More worrying for the tourism sector, forward hotel bookings for October-December are just 151,865 nights. By contrast, Thailand received 10.34 million visitors from October-December 2019.
This week, Thailand revised its strategy once more. Four new phases are designed to open up more of the country between October and January 2022. Bangkok is currently scheduled to reopen in November.
The Elephant in the Airport Lounge
The protracted implementation of the Phuket Sandbox has shown that the new era of travel is subject to the machinations of various government ministries. This is further highlighted by new delays for reopening Bangkok, Chiang Mai, Hua Hin, Pattaya and Phetchaburi.
Confused governmental discourse and the absence of transparent frameworks and timelines is frustrating the travel industry. Travellers are uninspired by the prospect of holidaying for at least 7 days on a single island – which is contrary to Thailand’s island-hopping tradition.
Thailand’s reopening mis-steps may benefit ‘second movers’ in the region. Malaysia, which has rapidly accelerated its vaccine programme, could be a dark horse to watch closely.
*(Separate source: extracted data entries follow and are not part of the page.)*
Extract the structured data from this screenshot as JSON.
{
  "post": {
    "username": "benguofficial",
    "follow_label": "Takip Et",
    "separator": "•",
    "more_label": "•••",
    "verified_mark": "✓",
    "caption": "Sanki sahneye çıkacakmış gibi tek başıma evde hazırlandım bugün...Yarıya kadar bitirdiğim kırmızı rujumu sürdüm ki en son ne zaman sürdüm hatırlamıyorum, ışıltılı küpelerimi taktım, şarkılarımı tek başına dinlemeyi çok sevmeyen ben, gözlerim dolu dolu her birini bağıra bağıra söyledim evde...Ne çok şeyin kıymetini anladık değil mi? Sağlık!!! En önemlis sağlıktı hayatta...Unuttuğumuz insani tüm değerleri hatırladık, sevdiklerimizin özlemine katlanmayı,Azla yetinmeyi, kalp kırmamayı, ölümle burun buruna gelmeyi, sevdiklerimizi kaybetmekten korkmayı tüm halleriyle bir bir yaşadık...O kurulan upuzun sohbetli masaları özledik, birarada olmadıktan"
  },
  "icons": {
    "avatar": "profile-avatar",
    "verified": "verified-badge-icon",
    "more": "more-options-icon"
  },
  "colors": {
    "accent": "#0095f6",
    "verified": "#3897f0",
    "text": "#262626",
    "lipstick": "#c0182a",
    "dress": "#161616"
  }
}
South East Asia’s race to revive travel economies will intensify. Countries that simplify their entry requirements and present them clearly could gain a vital advantage.
Quarantines are a pivotal issue. It is abundantly clear that tourists will not endure quarantine for a leisure trip, so reducing the period on incarceration is meaningless. To eliminate quarantines, governments must hit their own vaccine thresholds and place trust in fast, accurate testing for COVID-19.
This, of course, presages the gigantic elephant in the airport lounge: vaccine passports.
Although the 10-member Association of South East Asian Nations (ASEAN) is sometimes (erroneously) compared to the European Union, it does not have supranational institutions that compel member states to adhere to laws.
In Europe, this was vital for recognising each country’s vaccine approvals and reopening borders for the 2021 summer travel season.
In South East Asia, the 10 governments have managed all aspects of the pandemic entirely independently, and only now are they negotiating mutual recognition of vaccine apps.
The challenges are immense. Vietnam, Indonesia and Thailand, for example, are each currently administering seven different vaccines.
And finally, destinations must coax domestic and international tourists to co-exist.
This will be no easy task. In recent months, the impact of the Delta variant saw domestic travel curtailed in, among others, Indonesia, Malaysia, Thailand and Vietnam.
Importing travellers before local tourists are able to hit their own roads again would seem unfair and divisive.
This has, hitherto, been the situation for the Phuket Sandbox, which is now readying to end its exclusion of vaccinated domestic tourists.
Elsewhere in the region, the domestic versus inbound debate is highly pertinent. In 2019, Bali, Phu Quoc and Langkawi all attracted more resident than foreign tourists.
What happens next is hard to predict. Government mindsets notably have shifted towards the economic imperative of restoring travel. But rhetoric and reality are yet to be matched.
So for now, the ‘book-and-fly culture’ once enjoyed from Bali to Hanoi and Kuala Lumpur to Siem Reap remains a distant yearning.